Отзвук великого землетрясения

1 ноября 1755 г. чудовищное по силе землетрясение уничтожило Лиссабон. Это было страшное, но, казалось бы, маргинальное событие. Ведь этот город не относился к числу ключевых европейских экономико-политических центров той эпохи. Скажем, великий лондонский пожар 1666 г. не поколебал умы европейцев, хотя международное значение английской столицы существенно превышало значение столицы португальской.

В случае с Лиссабоном дело было не в конкретном городе, а в своеобразном символическом акте. Европейцы постепенно начинали ощущать ограниченность мировоззрения, доминировавшего в XVII — первой половине XVIII столетия.

Абсолютизм стремился управлять постепенно усложняющейся жизнью общества из единого центра, и ему все хуже удавалось это делать. Просвещенная королевская власть наводила порядок и содействовала развитию бизнеса, однако порядок этот все больше напоминал кладбищенский — дорожки проложены, могилки ухожены, все благолепно, однако развития никакого нет.
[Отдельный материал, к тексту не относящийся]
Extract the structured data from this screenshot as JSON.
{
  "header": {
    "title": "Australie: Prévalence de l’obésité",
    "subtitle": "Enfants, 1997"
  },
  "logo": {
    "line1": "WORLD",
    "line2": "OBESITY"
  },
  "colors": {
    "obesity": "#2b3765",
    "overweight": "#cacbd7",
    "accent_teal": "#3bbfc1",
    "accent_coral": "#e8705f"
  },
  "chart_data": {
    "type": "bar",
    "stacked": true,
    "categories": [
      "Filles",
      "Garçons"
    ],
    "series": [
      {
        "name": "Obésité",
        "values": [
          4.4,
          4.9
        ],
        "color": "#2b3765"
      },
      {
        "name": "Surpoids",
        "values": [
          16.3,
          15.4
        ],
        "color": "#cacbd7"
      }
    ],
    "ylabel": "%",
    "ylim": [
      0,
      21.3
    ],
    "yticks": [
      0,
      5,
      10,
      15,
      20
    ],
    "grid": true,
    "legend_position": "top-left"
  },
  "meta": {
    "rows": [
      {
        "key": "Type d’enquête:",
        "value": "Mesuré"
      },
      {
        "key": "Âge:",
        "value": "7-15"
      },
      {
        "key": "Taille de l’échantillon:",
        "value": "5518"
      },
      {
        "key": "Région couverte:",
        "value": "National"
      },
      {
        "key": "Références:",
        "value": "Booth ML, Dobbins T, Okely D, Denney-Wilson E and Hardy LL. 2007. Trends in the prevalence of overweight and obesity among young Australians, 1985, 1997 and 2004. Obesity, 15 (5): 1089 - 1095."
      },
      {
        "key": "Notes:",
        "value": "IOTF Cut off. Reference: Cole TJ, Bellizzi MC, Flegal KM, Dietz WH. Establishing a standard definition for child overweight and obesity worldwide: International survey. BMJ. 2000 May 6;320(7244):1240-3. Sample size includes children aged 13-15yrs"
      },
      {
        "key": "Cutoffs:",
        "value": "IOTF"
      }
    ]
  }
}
Старый рационализм предполагал, будто государство, руководствующееся разумом, может учесть важнейшие проблемы, стоящие перед обществом, и принять все необходимые решения, но жизнь все чаще показывала, что мир чересчур сложен и решения, идущие сверху, больше мешают развитию, нежели помогают. По мере того как это становилось ясно просвещенным интеллектуалам, начинала рассыпаться идеальная картина старого мира. Все труднее было верить, будто принимаемые из центра решения будут делать мир совершеннее без каких-то дополнительных факторов, воздействующих на него.

Французский философ Мишель Фуко блестяще описал, как рационализм классической эпохи навешивал на всех людей, не вписывающихся в стандарт, ярлык «безумца». Государство, «заботящееся о подданных», хотело всех унифицировать, расписать по заранее продуманным статьям, разложить по специально сформированным ячейкам, заставить жить счастливо, правильно и бесконфликтно в этом лучшем из возможных миров. Однако мир усложнялся, люди не вписывались в рационально выстроенные схемы, и в результате психушки переполнялись теми, кто по каким-то причинам не мог жить в соответствии с нормами.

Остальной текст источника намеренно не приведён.